中国のエアコン大手「格力」では、董明珠社長によるライブを引き続き展開し、大きな成果を上げているし、家電大手の「美的」も同じように同社総裁のライブを実施。天猫、京東双方で家電部門売上トップの成果を得ている。
ライバーの多様化が進んでいるのである。
ライブの発展が中国EC業界を変える?
このようにライブの主体がKOLだけでなく、芸能人やCEO、ボーカロイドの登場は、より多くの消費者の関心をライブに向けさせ、ライブコマースそのものを拡大させていく。
同時にそれぞれのコンテンツが趣向を凝らしたもので競い合うことで、ライブコマースが単純な販売の場ではなく、エンターテイメントの場として発展していくことも考えうる。

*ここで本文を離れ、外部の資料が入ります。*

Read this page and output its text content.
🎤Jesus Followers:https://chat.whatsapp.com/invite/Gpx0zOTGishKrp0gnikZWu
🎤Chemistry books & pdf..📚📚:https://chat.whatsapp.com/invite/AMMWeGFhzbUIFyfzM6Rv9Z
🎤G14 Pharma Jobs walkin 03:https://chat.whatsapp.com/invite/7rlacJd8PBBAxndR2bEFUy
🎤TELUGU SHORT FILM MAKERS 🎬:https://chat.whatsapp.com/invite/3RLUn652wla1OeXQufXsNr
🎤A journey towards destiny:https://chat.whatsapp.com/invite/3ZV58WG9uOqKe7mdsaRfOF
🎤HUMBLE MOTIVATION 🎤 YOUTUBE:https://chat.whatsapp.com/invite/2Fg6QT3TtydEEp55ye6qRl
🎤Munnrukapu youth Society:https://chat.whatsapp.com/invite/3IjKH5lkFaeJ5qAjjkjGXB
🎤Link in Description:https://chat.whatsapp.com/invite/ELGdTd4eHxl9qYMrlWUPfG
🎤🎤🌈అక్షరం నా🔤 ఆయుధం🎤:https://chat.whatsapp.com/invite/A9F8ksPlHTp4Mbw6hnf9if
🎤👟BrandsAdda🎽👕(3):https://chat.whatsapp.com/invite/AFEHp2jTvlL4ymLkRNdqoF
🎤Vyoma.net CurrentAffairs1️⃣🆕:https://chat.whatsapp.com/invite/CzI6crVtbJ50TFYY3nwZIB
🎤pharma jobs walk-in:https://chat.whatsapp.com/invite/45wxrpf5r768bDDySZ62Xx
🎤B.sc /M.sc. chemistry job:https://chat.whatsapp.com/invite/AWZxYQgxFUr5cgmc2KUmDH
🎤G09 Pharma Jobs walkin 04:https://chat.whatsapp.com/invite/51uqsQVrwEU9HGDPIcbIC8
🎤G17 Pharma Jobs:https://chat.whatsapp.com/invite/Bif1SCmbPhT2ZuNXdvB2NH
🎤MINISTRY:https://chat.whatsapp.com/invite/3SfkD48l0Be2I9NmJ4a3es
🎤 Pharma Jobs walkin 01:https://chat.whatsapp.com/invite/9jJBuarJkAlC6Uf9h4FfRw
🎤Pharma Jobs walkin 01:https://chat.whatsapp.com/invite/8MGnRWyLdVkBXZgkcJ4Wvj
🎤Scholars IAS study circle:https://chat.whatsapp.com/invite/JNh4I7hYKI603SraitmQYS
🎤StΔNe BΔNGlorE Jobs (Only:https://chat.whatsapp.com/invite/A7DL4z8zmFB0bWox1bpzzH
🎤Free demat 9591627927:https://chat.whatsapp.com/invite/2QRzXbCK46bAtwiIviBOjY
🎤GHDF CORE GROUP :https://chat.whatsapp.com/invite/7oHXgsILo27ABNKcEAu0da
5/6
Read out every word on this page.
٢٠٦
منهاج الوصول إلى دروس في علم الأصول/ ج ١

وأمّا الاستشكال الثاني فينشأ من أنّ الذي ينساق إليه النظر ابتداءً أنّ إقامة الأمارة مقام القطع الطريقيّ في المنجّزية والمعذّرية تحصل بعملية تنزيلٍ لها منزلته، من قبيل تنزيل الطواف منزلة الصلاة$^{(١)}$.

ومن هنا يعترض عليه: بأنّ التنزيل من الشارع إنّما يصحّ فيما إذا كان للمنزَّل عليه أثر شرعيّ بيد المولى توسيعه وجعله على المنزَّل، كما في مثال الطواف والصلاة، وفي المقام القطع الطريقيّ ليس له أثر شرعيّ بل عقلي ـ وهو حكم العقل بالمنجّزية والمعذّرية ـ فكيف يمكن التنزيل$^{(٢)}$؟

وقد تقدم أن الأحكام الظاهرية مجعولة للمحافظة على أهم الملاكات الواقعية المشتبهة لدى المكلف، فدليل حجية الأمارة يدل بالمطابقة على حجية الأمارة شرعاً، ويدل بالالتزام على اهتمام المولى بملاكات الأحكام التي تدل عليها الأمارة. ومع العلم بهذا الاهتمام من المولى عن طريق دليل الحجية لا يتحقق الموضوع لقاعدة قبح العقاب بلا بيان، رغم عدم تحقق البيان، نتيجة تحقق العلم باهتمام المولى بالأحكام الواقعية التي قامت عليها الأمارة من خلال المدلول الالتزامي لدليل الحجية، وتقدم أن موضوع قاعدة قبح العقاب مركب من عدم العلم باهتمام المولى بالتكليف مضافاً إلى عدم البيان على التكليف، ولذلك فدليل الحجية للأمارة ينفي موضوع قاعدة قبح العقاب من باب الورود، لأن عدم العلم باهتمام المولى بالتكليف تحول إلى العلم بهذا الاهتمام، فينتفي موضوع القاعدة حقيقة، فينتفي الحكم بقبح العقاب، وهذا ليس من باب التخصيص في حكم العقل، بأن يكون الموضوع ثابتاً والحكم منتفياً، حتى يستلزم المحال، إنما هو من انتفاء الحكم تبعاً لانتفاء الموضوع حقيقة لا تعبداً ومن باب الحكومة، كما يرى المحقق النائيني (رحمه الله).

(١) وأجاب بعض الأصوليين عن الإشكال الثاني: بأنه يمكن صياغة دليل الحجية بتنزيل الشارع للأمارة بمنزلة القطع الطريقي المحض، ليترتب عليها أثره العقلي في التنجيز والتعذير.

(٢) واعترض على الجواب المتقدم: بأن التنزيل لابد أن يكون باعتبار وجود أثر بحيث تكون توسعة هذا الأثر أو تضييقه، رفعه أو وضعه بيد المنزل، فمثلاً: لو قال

さらに抖音と快手のような動画、ライブ機能を中心としたプラットホームの登場、成熟はECプラットホーム側、もしくはECプラットホームに店舗を展開している気企業にとってもメリットは大きい。
もともとTaobao Liveは李佳琦や薇婭のようなカリスマKOLがTrafficのほとんどを握っていた。そのため彼らに商品を紹介してもらうことでそのTrafficのおこぼれを企業側は得ていたことになる。
しかし抖音や快手が成長し、ECプラットホームとの提携が成立していれば、Taobao LiveのKOLたちとは異なるTrafficを自店舗に誘導させることができる。
特に抖音などはハイレベルなリターゲティング機能を有しているため、自社のターゲットに対してライブ情報をアプローチさせていくことも不可能ではないはずだ。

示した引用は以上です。